En plus de prêcher à la Maison Papale, au cours de toutes ces années, j'ai eu l'occasion de parler à tous les publics: d'une homélie dominicale prononcée devant une vingtaine de personnes dans l'ermitage où je vis jusqu'à l'abbaye de Westminster, où en 2015 J'ai pris la parole devant le synode général de l'Église anglicane en présence de la reine Elizabeth et du primat Justin Welby. Cela m'a appris à m'adapter à tous les types de publics.

Une chose reste identique et nécessaire dans toute forme d'annonce chrétienne, même dans celles qui sont faites par les moyens de la communication sociale: le Saint-Esprit! Sans elle, tout reste une «sagesse des mots» (1 Corinthiens 2: 1). D'où la nécessité pour chaque messager de cultiver une grande ouverture à l'Esprit. Ce n'est qu'ainsi que nous pourrons échapper aux logiques humaines, qui cherchent toujours à exploiter la Parole de Dieu à des fins contingentes, personnelles ou collectives. Cela signifierait «édulcorer» ou, selon une autre traduction, «échanger» la Parole de Dieu (2 Corinthiens 2:17).

Quels conseils donneriez-vous aux prêtres, religieux et autres prédicateurs catholiques? Quelles sont les principales valeurs, les éléments nécessaires pour bien prêcher?

Il y a des conseils que je donne souvent à ceux qui doivent annoncer la Parole de Dieu, même si je ne suis pas toujours doué pour l'observer moi-même. Je dis qu'il y a deux façons de préparer une homélie ou toute sorte d'annonce. Vous pouvez vous asseoir en choisissant le thème en fonction de vos expériences et de vos connaissances; puis, une fois le texte préparé, agenouillez-vous et demandez à Dieu d'infuser sa grâce dans vos paroles. C'est une bonne chose, mais ce n'est pas une méthode prophétique. Pour être prophétique, vous devez faire le contraire: mettez-vous d'abord à genoux et demandez à Dieu quelle est la parole qu'il veut résonner pour son peuple. En fait, Dieu a sa parole pour chaque occasion et ne manque pas de la révéler à son ministre qui la lui demande humblement et avec insistance.

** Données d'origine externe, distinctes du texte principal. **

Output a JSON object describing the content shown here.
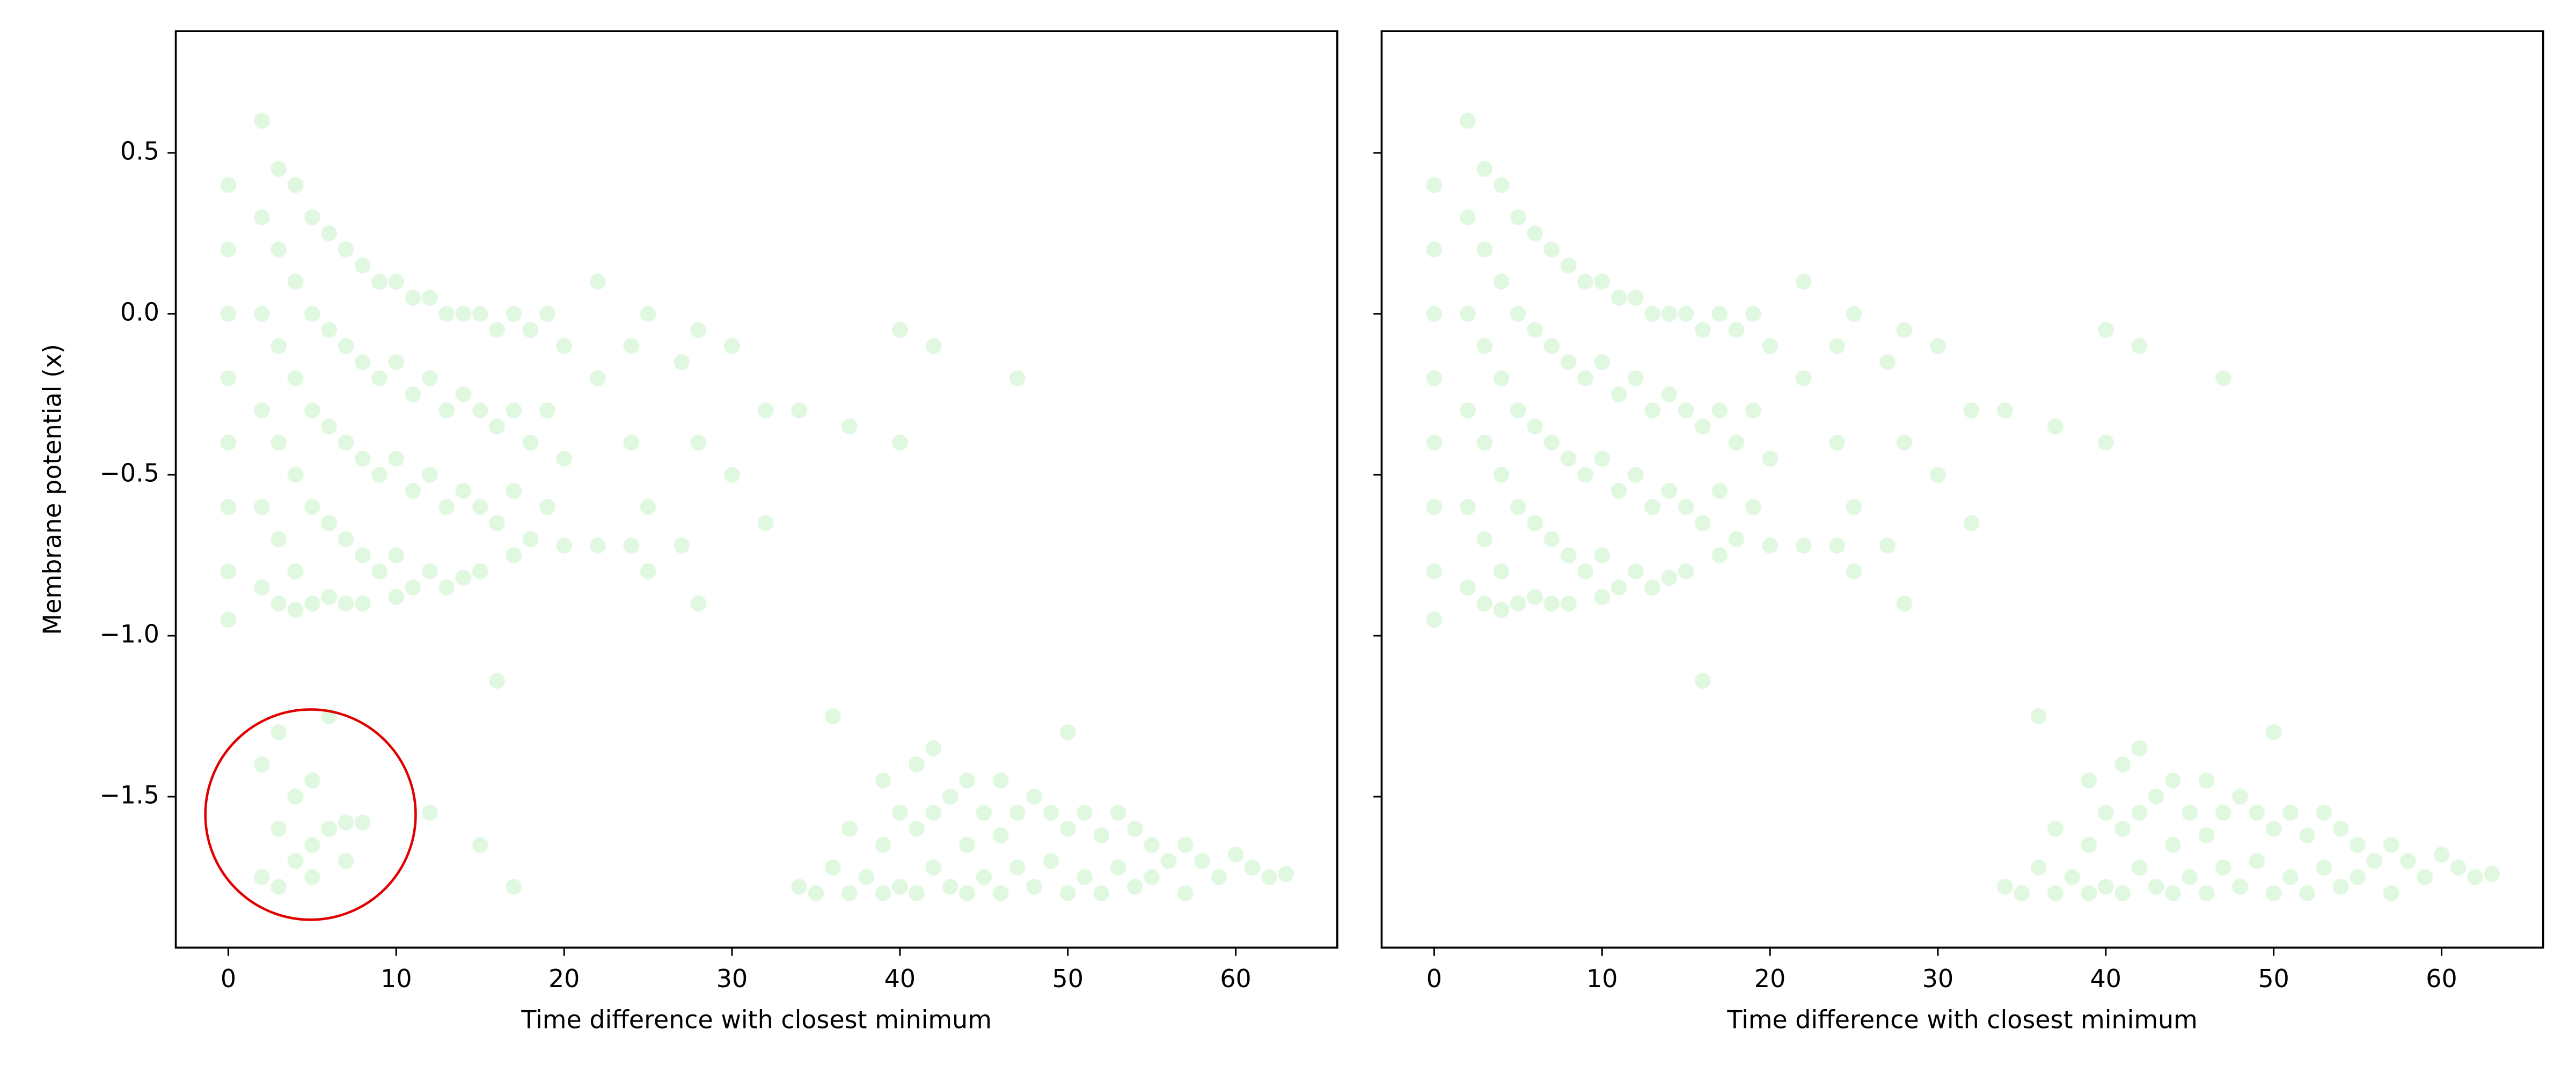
{
  "chart_data": [
    {
      "type": "scatter",
      "xlabel": "Time difference with closest minimum",
      "ylabel": "Membrane potential (x)",
      "color": "#32cd32",
      "xlim": [
        -3.13,
        66.05
      ],
      "ylim": [
        -1.969,
        0.878
      ],
      "xticks": [
        0,
        10,
        20,
        30,
        40,
        50,
        60
      ],
      "yticks": [
        {
          "value": -1.5,
          "label": "−1.5"
        },
        {
          "value": -1.0,
          "label": "−1.0"
        },
        {
          "value": -0.5,
          "label": "−0.5"
        },
        {
          "value": 0.0,
          "label": "0.0"
        },
        0.5
      ],
      "show_ytick_labels": true,
      "x": [
        0,
        0,
        0,
        0,
        0,
        0,
        0,
        0,
        2,
        2,
        2,
        2,
        2,
        2,
        3,
        3,
        3,
        3,
        3,
        3,
        4,
        4,
        4,
        4,
        4,
        4,
        5,
        5,
        5,
        5,
        5,
        6,
        6,
        6,
        6,
        6,
        7,
        7,
        7,
        7,
        7,
        8,
        8,
        8,
        8,
        8,
        9,
        9,
        9,
        9,
        10,
        10,
        10,
        10,
        10,
        11,
        11,
        11,
        11,
        12,
        12,
        12,
        12,
        13,
        13,
        13,
        13,
        14,
        14,
        14,
        14,
        15,
        15,
        15,
        15,
        16,
        16,
        16,
        17,
        17,
        17,
        17,
        18,
        18,
        18,
        19,
        19,
        19,
        20,
        20,
        20,
        22,
        22,
        22,
        24,
        24,
        24,
        25,
        25,
        25,
        27,
        27,
        28,
        28,
        28,
        30,
        30,
        32,
        32,
        34,
        37,
        40,
        40,
        42,
        47,
        16,
        2,
        2,
        3,
        3,
        3,
        4,
        4,
        5,
        5,
        5,
        6,
        6,
        7,
        7,
        8,
        12,
        15,
        17,
        34,
        35,
        36,
        36,
        37,
        37,
        38,
        39,
        39,
        39,
        40,
        40,
        41,
        41,
        41,
        42,
        42,
        42,
        43,
        43,
        44,
        44,
        44,
        45,
        45,
        46,
        46,
        46,
        47,
        47,
        48,
        48,
        49,
        49,
        50,
        50,
        50,
        51,
        51,
        52,
        52,
        53,
        53,
        54,
        54,
        55,
        55,
        56,
        57,
        57,
        58,
        59,
        60,
        61,
        62,
        63
      ],
      "values": [
        0.4,
        0.2,
        0,
        -0.2,
        -0.4,
        -0.6,
        -0.8,
        -0.95,
        0.6,
        0.3,
        0,
        -0.3,
        -0.6,
        -0.85,
        0.45,
        0.2,
        -0.1,
        -0.4,
        -0.7,
        -0.9,
        0.4,
        0.1,
        -0.2,
        -0.5,
        -0.8,
        -0.92,
        0.3,
        0,
        -0.3,
        -0.6,
        -0.9,
        0.25,
        -0.05,
        -0.35,
        -0.65,
        -0.88,
        0.2,
        -0.1,
        -0.4,
        -0.7,
        -0.9,
        0.15,
        -0.15,
        -0.45,
        -0.75,
        -0.9,
        0.1,
        -0.2,
        -0.5,
        -0.8,
        0.1,
        -0.15,
        -0.45,
        -0.75,
        -0.88,
        0.05,
        -0.25,
        -0.55,
        -0.85,
        0.05,
        -0.2,
        -0.5,
        -0.8,
        0,
        -0.3,
        -0.6,
        -0.85,
        0,
        -0.25,
        -0.55,
        -0.82,
        0,
        -0.3,
        -0.6,
        -0.8,
        -0.05,
        -0.35,
        -0.65,
        0,
        -0.3,
        -0.55,
        -0.75,
        -0.05,
        -0.4,
        -0.7,
        0,
        -0.3,
        -0.6,
        -0.1,
        -0.45,
        -0.72,
        0.1,
        -0.2,
        -0.72,
        -0.1,
        -0.4,
        -0.72,
        0,
        -0.6,
        -0.8,
        -0.15,
        -0.72,
        -0.05,
        -0.4,
        -0.9,
        -0.1,
        -0.5,
        -0.3,
        -0.65,
        -0.3,
        -0.35,
        -0.05,
        -0.4,
        -0.1,
        -0.2,
        -1.14,
        -1.4,
        -1.75,
        -1.3,
        -1.6,
        -1.78,
        -1.5,
        -1.7,
        -1.45,
        -1.65,
        -1.75,
        -1.25,
        -1.6,
        -1.58,
        -1.7,
        -1.58,
        -1.55,
        -1.65,
        -1.78,
        -1.78,
        -1.8,
        -1.25,
        -1.72,
        -1.8,
        -1.6,
        -1.75,
        -1.45,
        -1.65,
        -1.8,
        -1.55,
        -1.78,
        -1.4,
        -1.6,
        -1.8,
        -1.35,
        -1.55,
        -1.72,
        -1.5,
        -1.78,
        -1.45,
        -1.65,
        -1.8,
        -1.55,
        -1.75,
        -1.45,
        -1.62,
        -1.8,
        -1.55,
        -1.72,
        -1.5,
        -1.78,
        -1.55,
        -1.7,
        -1.3,
        -1.6,
        -1.8,
        -1.55,
        -1.75,
        -1.62,
        -1.8,
        -1.55,
        -1.72,
        -1.6,
        -1.78,
        -1.65,
        -1.75,
        -1.7,
        -1.65,
        -1.8,
        -1.7,
        -1.75,
        -1.68,
        -1.72,
        -1.75,
        -1.74
      ]
    },
    {
      "type": "scatter",
      "xlabel": "Time difference with closest minimum",
      "color": "#32cd32",
      "xlim": [
        -3.13,
        66.05
      ],
      "ylim": [
        -1.969,
        0.878
      ],
      "xticks": [
        0,
        10,
        20,
        30,
        40,
        50,
        60
      ],
      "yticks": [
        -1.5,
        -1.0,
        -0.5,
        0.0,
        0.5
      ],
      "show_ytick_labels": false,
      "x": [
        0,
        0,
        0,
        0,
        0,
        0,
        0,
        0,
        2,
        2,
        2,
        2,
        2,
        2,
        3,
        3,
        3,
        3,
        3,
        3,
        4,
        4,
        4,
        4,
        4,
        4,
        5,
        5,
        5,
        5,
        5,
        6,
        6,
        6,
        6,
        6,
        7,
        7,
        7,
        7,
        7,
        8,
        8,
        8,
        8,
        8,
        9,
        9,
        9,
        9,
        10,
        10,
        10,
        10,
        10,
        11,
        11,
        11,
        11,
        12,
        12,
        12,
        12,
        13,
        13,
        13,
        13,
        14,
        14,
        14,
        14,
        15,
        15,
        15,
        15,
        16,
        16,
        16,
        17,
        17,
        17,
        17,
        18,
        18,
        18,
        19,
        19,
        19,
        20,
        20,
        20,
        22,
        22,
        22,
        24,
        24,
        24,
        25,
        25,
        25,
        27,
        27,
        28,
        28,
        28,
        30,
        30,
        32,
        32,
        34,
        37,
        40,
        40,
        42,
        47,
        16,
        34,
        35,
        36,
        36,
        37,
        37,
        38,
        39,
        39,
        39,
        40,
        40,
        41,
        41,
        41,
        42,
        42,
        42,
        43,
        43,
        44,
        44,
        44,
        45,
        45,
        46,
        46,
        46,
        47,
        47,
        48,
        48,
        49,
        49,
        50,
        50,
        50,
        51,
        51,
        52,
        52,
        53,
        53,
        54,
        54,
        55,
        55,
        56,
        57,
        57,
        58,
        59,
        60,
        61,
        62,
        63
      ],
      "values": [
        0.4,
        0.2,
        0,
        -0.2,
        -0.4,
        -0.6,
        -0.8,
        -0.95,
        0.6,
        0.3,
        0,
        -0.3,
        -0.6,
        -0.85,
        0.45,
        0.2,
        -0.1,
        -0.4,
        -0.7,
        -0.9,
        0.4,
        0.1,
        -0.2,
        -0.5,
        -0.8,
        -0.92,
        0.3,
        0,
        -0.3,
        -0.6,
        -0.9,
        0.25,
        -0.05,
        -0.35,
        -0.65,
        -0.88,
        0.2,
        -0.1,
        -0.4,
        -0.7,
        -0.9,
        0.15,
        -0.15,
        -0.45,
        -0.75,
        -0.9,
        0.1,
        -0.2,
        -0.5,
        -0.8,
        0.1,
        -0.15,
        -0.45,
        -0.75,
        -0.88,
        0.05,
        -0.25,
        -0.55,
        -0.85,
        0.05,
        -0.2,
        -0.5,
        -0.8,
        0,
        -0.3,
        -0.6,
        -0.85,
        0,
        -0.25,
        -0.55,
        -0.82,
        0,
        -0.3,
        -0.6,
        -0.8,
        -0.05,
        -0.35,
        -0.65,
        0,
        -0.3,
        -0.55,
        -0.75,
        -0.05,
        -0.4,
        -0.7,
        0,
        -0.3,
        -0.6,
        -0.1,
        -0.45,
        -0.72,
        0.1,
        -0.2,
        -0.72,
        -0.1,
        -0.4,
        -0.72,
        0,
        -0.6,
        -0.8,
        -0.15,
        -0.72,
        -0.05,
        -0.4,
        -0.9,
        -0.1,
        -0.5,
        -0.3,
        -0.65,
        -0.3,
        -0.35,
        -0.05,
        -0.4,
        -0.1,
        -0.2,
        -1.14,
        -1.78,
        -1.8,
        -1.25,
        -1.72,
        -1.8,
        -1.6,
        -1.75,
        -1.45,
        -1.65,
        -1.8,
        -1.55,
        -1.78,
        -1.4,
        -1.6,
        -1.8,
        -1.35,
        -1.55,
        -1.72,
        -1.5,
        -1.78,
        -1.45,
        -1.65,
        -1.8,
        -1.55,
        -1.75,
        -1.45,
        -1.62,
        -1.8,
        -1.55,
        -1.72,
        -1.5,
        -1.78,
        -1.55,
        -1.7,
        -1.3,
        -1.6,
        -1.8,
        -1.55,
        -1.75,
        -1.62,
        -1.8,
        -1.55,
        -1.72,
        -1.6,
        -1.78,
        -1.65,
        -1.75,
        -1.7,
        -1.65,
        -1.8,
        -1.7,
        -1.75,
        -1.68,
        -1.72,
        -1.75,
        -1.74
      ]
    }
  ]
}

Au début, ce ne sera qu'un petit mouvement du cœur, une lumière qui vient dans l'esprit, une parole de l'Écriture qui attire l'attention et éclaire une situation vécue ou un événement qui se déroule dans la société. Cela ressemble à une petite graine, mais elle contient ce que les gens ont besoin de ressentir à ce moment-là; parfois il contient du tonnerre qui secoue même les cèdres du Liban. Ensuite, on peut s'asseoir à table, ouvrir ses livres, consulter des notes, recueillir et organiser ses pensées, consulter les Pères de l'Église, les enseignants, parfois les poètes; mais maintenant ce n'est plus la Parole de Dieu qui est au service de votre culture, mais votre culture qui est au service de la Parole de Dieu. Ce n'est qu'ainsi que la Parole manifeste sa puissance intrinsèque et devient cette "épée à double tranchant" dont parle l'Écriture (Hébreux 4:12).